For context, many THON families are paired with student organizations that raise money for THON, and the family I talk about in this story is paired with the Lionettes Dance Team who I work very closely with as the Lion. Their 2-year-old daughter Shiloh has Leukemia and has become a dear friend of the Lion.
THON Basketball 2019
During pregame excitement, the Lion usually gets in the center of the basketball court while the jumbotron blasts music and plays thrilling highlight reels. At the THON Basketball game this past year, I ran onto the court, but quickly noticed that Shiloh was at the game, so I ran over to her, gave her a big hug, and when she hesitated to let go, I decided to carry her onto the court to dance with me that day. As I danced with her in my arms, Shiloh’s smile lit up the arena.

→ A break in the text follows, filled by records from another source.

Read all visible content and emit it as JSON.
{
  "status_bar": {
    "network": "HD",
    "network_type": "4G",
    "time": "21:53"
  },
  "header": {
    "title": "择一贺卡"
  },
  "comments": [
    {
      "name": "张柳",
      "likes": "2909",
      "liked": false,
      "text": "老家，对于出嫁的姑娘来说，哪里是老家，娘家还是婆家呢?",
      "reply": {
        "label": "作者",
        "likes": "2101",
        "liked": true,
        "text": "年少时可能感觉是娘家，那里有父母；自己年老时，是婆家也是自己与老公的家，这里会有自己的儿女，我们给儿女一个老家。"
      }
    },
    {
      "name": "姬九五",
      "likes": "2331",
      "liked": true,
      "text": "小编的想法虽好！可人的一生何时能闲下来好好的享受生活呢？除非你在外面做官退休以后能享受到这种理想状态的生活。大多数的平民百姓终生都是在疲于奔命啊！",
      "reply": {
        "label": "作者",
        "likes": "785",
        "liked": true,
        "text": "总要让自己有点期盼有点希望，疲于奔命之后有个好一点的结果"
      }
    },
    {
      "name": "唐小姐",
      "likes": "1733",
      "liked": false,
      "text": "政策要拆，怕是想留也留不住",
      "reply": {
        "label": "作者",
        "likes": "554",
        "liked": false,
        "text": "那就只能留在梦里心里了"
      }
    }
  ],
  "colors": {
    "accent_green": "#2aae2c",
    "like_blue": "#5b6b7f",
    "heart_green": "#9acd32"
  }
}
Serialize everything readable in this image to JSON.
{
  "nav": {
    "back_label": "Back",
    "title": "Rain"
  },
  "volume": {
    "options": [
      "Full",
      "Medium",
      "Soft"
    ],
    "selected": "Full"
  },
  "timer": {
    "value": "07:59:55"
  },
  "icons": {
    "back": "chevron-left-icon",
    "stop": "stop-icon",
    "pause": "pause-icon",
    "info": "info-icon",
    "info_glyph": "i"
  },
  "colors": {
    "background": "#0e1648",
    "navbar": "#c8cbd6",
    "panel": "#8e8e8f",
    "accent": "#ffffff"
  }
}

After the game, I changed out of the costume and went to talk to Shiloh’s parents for the first time. They expressed endless gratitude and told me how much the Lion’s friendship meant to Shiloh. They told me that whenever Shiloh would resist taking her medication, they would eventually convince her to take it by telling her “the Lion will be proud of you!”
That particular morning, Shiloh was especially resistant. She was so upset about taking her medicine that she ran away and hid in her room. After waiting around for a while and feeling helpless, Shiloh’s mom noticed that the medication she had set out for Shiloh was gone. As she looked up, she saw her daughter and asked “Shiloh, what did you do?!”
Shiloh responded, “The Lion is going to be so proud of me when I see him later.”
Growing up is a beautiful thing. Let’s fight for it.